If this isn’t an emphatic enough statement, I don’t know what would be.
“I don’t care if you doubt who I date, just don’t doubt me.”
As if there hasn’t been enough crossed wires between my best friend and I lately, in one of the rare instances in four years of friendship, I managed to almost piss him off. Still don’t know that it’s possible for him to ever actually get pissed off but he certainly did get annoyed.
I should have known that this would be one of the few things that could get under his skin. Particularly since one of the things I have always admired so much in him is his consistency, his steadfastness, his word means something. Here I was having questioning it. Of course, this was after the pity invite so I was feeling a bit stung. But, before he really became involved with Girl X that I should have been worried.
In a few months, he is going on a major family vacation with me that financially and emotionally I would not have been able to go on without him. I could not afford to pay the room price if it was not split. And, two weeks in close quarters with my entire extended family is a bit much for me to handle given our history. He’s the first person in my life that keeps me calm in the midst of their chaos and the fact that he immediately agreed to go was testament to our friendship.

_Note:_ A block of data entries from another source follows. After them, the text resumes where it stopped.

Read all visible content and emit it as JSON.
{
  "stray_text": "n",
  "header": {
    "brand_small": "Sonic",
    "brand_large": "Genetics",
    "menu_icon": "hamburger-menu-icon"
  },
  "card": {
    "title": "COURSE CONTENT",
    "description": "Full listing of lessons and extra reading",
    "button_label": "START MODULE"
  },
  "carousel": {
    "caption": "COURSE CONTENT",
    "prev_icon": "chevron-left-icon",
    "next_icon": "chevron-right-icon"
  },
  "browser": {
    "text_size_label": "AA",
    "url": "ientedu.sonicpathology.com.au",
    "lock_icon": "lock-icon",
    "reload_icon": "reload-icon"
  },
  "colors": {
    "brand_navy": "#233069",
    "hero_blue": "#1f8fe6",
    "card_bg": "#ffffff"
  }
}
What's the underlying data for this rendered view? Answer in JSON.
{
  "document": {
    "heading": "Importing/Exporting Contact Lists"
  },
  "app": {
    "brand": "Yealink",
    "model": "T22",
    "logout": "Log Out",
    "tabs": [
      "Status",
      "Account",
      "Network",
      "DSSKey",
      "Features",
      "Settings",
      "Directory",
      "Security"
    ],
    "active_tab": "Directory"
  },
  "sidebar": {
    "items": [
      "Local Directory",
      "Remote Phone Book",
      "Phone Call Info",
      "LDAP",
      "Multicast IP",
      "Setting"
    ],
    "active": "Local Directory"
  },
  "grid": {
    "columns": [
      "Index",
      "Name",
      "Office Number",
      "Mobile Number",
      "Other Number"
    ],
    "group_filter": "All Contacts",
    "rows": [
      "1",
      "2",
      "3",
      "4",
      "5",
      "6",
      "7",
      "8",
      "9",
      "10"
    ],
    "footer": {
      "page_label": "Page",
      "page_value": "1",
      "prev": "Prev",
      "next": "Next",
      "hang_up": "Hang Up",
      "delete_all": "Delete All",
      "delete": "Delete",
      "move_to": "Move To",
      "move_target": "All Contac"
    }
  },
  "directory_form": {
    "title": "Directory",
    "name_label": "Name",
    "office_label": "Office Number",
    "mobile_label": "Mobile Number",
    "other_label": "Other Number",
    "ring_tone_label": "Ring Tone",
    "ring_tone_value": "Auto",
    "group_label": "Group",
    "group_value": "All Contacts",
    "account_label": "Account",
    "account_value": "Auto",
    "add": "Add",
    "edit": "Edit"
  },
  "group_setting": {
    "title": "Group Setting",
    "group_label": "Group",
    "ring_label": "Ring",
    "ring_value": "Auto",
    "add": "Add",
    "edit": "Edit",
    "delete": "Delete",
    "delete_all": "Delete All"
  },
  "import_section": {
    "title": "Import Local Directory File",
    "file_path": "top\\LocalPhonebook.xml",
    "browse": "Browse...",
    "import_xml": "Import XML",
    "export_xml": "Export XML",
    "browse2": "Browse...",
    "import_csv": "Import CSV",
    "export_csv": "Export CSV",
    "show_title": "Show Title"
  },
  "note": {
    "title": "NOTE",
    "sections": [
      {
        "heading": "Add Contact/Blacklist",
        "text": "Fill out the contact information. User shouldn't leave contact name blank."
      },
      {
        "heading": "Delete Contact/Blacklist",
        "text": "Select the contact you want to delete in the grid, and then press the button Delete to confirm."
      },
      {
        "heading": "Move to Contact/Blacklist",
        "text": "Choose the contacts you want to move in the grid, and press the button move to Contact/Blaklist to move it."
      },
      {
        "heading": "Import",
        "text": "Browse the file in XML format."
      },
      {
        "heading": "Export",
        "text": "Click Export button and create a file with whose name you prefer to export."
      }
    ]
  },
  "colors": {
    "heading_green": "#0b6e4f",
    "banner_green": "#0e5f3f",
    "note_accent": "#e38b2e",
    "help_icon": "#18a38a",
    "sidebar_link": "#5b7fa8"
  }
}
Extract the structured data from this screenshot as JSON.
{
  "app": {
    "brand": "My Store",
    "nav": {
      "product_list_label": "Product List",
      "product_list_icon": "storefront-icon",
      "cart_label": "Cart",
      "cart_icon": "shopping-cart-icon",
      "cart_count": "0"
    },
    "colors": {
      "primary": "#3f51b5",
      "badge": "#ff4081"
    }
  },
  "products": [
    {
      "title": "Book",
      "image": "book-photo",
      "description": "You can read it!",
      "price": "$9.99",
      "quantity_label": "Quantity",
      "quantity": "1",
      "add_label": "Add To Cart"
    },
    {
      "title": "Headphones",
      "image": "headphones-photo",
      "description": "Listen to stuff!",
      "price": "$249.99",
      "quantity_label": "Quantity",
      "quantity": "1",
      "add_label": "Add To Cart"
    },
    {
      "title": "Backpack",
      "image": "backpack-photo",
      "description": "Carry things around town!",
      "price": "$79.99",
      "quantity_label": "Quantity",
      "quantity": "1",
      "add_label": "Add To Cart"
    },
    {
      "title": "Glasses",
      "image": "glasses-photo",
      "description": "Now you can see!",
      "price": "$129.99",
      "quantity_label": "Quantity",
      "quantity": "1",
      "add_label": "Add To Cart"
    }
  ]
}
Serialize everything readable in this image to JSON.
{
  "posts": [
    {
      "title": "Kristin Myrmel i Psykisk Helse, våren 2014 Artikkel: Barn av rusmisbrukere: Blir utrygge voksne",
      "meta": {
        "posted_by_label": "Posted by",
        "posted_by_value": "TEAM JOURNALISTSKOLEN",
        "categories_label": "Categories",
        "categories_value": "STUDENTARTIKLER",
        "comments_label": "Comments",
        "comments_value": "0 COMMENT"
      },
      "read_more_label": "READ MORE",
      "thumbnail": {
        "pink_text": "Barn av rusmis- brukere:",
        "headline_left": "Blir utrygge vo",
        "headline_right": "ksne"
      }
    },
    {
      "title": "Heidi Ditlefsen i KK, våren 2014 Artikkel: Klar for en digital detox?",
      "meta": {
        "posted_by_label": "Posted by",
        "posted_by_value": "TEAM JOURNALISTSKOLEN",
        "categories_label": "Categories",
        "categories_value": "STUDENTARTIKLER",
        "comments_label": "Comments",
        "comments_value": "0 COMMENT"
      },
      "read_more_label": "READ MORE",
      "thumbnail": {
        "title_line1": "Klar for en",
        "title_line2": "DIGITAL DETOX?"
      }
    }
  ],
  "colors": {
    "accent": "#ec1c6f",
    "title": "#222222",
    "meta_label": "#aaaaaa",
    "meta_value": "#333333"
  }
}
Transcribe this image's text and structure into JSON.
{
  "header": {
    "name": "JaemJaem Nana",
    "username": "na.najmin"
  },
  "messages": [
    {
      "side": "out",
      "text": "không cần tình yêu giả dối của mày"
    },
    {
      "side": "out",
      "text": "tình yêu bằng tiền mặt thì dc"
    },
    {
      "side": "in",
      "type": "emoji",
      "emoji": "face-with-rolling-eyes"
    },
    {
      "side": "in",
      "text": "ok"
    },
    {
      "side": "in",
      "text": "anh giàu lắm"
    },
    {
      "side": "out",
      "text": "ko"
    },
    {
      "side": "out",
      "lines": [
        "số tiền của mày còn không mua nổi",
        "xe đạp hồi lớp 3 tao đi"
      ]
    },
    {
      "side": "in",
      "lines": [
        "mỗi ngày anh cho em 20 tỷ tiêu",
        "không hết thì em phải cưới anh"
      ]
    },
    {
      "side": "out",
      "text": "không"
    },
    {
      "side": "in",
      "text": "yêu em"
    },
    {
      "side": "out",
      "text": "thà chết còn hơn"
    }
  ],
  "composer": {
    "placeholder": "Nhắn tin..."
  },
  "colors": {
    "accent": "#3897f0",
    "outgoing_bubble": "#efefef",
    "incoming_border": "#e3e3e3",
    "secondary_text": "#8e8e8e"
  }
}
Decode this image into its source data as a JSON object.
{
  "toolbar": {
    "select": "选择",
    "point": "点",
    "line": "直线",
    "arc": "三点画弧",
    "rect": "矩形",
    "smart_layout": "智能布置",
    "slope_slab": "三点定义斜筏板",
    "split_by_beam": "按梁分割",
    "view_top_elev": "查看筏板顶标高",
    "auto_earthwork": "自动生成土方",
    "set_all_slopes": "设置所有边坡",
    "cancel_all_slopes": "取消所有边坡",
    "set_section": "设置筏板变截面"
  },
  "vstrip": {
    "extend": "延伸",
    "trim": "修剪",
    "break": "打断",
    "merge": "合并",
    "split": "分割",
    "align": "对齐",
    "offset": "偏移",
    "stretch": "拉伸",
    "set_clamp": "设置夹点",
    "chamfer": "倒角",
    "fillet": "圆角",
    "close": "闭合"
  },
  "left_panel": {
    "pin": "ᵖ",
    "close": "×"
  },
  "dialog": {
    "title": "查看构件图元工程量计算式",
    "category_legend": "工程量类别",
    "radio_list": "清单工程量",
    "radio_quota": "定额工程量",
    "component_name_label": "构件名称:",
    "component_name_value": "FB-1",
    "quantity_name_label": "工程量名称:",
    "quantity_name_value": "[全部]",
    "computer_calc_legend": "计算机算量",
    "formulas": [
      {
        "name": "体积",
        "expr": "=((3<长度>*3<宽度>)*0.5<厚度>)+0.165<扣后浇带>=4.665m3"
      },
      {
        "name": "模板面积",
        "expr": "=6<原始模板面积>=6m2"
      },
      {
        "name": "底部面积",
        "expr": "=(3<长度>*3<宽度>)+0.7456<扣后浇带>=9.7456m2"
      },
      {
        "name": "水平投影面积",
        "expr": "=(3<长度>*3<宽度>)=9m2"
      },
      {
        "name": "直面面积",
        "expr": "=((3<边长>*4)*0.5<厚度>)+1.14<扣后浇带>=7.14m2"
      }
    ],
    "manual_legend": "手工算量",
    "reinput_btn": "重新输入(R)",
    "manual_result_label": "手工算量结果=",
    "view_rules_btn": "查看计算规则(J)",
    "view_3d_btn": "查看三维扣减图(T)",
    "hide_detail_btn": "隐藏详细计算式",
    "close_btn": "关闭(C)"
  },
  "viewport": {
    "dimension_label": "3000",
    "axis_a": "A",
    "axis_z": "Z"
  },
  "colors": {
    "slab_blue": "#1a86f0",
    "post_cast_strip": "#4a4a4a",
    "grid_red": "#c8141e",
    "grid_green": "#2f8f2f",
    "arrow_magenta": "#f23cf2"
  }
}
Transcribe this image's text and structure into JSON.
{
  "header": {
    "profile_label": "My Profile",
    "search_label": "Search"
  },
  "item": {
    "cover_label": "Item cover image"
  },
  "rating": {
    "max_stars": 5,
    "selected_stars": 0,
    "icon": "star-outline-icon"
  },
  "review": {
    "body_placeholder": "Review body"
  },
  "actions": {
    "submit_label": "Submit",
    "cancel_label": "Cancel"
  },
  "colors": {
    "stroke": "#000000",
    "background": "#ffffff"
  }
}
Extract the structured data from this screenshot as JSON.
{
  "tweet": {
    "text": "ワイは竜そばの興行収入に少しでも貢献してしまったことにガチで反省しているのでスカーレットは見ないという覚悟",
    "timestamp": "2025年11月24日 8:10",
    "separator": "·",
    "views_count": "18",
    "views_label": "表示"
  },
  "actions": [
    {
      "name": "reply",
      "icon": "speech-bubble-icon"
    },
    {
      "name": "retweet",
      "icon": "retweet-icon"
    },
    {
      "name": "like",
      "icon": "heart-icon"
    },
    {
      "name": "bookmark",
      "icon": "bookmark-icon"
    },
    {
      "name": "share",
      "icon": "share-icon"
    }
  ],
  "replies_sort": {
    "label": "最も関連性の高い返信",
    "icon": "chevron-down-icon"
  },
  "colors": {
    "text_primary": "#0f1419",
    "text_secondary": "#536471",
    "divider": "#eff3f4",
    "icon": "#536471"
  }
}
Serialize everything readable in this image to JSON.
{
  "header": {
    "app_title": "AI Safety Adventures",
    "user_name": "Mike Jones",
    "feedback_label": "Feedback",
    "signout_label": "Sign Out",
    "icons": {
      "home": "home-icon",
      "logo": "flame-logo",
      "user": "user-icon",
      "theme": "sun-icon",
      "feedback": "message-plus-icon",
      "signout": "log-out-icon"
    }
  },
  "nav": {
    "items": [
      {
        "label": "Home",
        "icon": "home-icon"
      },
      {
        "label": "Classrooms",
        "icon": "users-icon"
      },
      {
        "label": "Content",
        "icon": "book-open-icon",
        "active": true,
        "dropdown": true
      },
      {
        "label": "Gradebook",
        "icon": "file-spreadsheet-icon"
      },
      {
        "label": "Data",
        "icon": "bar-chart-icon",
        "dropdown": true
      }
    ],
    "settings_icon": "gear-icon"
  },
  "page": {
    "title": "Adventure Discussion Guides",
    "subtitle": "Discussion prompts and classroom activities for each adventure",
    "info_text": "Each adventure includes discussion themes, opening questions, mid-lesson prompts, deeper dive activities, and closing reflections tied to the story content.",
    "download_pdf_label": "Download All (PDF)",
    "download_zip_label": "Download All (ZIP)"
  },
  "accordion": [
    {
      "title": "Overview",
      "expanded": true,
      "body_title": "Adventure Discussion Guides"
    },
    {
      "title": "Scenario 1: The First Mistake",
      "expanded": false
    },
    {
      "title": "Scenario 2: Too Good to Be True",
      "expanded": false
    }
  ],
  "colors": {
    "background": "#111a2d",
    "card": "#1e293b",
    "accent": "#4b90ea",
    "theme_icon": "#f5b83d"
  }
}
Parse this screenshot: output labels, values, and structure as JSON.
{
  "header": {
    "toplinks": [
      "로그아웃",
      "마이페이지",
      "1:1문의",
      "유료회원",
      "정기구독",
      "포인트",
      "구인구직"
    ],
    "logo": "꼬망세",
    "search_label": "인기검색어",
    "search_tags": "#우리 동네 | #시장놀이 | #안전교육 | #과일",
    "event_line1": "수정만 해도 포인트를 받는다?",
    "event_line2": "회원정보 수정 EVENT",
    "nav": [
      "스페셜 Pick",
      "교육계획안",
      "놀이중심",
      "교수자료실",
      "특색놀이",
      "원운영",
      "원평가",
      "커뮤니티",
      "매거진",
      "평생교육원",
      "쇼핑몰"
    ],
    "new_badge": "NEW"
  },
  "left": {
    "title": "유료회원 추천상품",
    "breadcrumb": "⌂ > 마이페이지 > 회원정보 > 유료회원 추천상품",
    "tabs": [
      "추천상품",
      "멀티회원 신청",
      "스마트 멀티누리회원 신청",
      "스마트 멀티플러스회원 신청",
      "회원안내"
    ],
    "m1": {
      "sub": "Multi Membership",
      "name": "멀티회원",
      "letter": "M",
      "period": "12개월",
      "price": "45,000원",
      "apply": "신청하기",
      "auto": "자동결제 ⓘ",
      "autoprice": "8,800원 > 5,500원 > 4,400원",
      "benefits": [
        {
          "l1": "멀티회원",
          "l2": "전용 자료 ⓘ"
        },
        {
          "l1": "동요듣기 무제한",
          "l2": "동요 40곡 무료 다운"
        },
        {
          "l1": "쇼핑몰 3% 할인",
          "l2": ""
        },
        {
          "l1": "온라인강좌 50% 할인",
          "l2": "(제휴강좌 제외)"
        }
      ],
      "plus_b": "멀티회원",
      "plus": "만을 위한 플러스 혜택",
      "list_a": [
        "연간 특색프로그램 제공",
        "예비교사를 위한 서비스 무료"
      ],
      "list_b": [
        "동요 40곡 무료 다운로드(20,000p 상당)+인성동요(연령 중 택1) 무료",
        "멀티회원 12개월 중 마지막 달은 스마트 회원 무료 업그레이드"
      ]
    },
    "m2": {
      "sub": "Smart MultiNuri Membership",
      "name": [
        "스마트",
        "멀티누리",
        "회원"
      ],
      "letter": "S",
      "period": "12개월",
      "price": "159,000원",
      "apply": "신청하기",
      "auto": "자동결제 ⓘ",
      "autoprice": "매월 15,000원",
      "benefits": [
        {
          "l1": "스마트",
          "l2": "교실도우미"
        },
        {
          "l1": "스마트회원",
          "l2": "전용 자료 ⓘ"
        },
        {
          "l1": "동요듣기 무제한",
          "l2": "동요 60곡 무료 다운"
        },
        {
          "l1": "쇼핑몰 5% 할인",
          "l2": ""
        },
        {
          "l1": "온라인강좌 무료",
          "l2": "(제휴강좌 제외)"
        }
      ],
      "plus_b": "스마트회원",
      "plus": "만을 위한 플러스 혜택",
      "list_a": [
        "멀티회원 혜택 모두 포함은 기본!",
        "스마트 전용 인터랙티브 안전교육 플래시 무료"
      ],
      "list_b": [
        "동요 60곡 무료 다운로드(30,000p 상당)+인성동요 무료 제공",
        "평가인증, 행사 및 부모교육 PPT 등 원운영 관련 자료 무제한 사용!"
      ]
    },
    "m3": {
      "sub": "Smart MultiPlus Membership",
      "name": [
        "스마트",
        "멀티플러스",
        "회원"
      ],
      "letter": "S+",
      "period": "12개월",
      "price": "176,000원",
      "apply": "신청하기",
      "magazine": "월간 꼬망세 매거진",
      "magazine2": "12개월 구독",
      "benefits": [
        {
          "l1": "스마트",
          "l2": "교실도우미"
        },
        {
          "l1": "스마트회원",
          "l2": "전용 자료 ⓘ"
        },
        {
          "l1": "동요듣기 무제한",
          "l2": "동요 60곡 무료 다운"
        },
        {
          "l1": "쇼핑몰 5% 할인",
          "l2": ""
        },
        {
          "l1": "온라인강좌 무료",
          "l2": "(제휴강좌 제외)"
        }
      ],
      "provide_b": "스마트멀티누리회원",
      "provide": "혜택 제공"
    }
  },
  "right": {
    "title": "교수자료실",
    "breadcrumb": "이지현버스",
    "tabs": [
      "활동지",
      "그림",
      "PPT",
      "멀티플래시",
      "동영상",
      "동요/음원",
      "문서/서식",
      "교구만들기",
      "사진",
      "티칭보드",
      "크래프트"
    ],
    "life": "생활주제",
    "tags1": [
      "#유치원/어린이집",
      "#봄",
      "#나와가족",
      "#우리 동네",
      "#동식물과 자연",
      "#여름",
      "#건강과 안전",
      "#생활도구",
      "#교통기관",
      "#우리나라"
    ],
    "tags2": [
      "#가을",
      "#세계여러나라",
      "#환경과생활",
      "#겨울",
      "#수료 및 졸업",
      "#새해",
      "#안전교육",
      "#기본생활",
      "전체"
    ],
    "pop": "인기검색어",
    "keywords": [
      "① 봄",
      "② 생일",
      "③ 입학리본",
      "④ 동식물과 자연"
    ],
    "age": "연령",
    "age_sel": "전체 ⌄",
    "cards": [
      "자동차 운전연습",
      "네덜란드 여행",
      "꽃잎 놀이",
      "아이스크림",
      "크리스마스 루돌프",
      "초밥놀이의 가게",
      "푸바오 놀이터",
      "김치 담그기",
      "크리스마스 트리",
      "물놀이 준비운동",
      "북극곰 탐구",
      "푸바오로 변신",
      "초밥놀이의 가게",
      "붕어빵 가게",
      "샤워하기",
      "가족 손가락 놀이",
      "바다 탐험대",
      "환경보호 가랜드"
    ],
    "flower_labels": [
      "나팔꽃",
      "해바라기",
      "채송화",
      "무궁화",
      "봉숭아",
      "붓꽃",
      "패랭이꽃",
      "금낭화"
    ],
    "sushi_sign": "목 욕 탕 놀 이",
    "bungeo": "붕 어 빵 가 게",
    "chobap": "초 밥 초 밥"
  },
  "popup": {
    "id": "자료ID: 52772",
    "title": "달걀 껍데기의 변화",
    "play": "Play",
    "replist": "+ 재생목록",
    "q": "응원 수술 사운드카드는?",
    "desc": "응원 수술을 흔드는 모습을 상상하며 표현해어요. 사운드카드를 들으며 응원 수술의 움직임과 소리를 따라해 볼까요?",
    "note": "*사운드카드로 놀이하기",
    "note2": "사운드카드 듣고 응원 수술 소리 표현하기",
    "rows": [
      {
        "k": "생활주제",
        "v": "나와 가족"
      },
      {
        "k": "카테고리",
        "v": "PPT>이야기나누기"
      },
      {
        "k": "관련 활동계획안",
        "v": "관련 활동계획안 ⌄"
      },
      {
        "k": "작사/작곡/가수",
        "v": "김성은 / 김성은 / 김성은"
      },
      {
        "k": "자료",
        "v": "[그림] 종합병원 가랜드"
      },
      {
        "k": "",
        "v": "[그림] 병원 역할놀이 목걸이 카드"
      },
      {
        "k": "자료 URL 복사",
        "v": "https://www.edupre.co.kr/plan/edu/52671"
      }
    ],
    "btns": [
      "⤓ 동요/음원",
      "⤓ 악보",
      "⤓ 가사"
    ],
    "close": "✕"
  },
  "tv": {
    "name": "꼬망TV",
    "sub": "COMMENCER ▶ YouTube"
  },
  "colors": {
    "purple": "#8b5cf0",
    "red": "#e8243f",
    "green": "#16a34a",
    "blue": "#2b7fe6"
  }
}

He has never backed out on anything with me and always kept his word. So, there is no reason to doubt him. But, love and relationships are a powerful thing that can completely change allegiances. It is not unreasonable to worry his determination to go could change.
The irony is that it wasn’t even what I meant about it at all. Like anyone infatuated, newly in love, lust what ever it may be, he falls off the face of the earth on me for a few months each time he gets into a relationship. I was really picking on him more that he was about to disappear on me for a few months. And, this time he couldn’t do it for as long as normal.
Guess I know what topic not to appear to joke about with him now! But I don’t mind really. He wouldn’t have gotten upset about it if my opinion regarding it didn’t matter to him. And I’ll take a friend that cares about it any day. Even if I do occasionally put my foot in my mouth with it at times.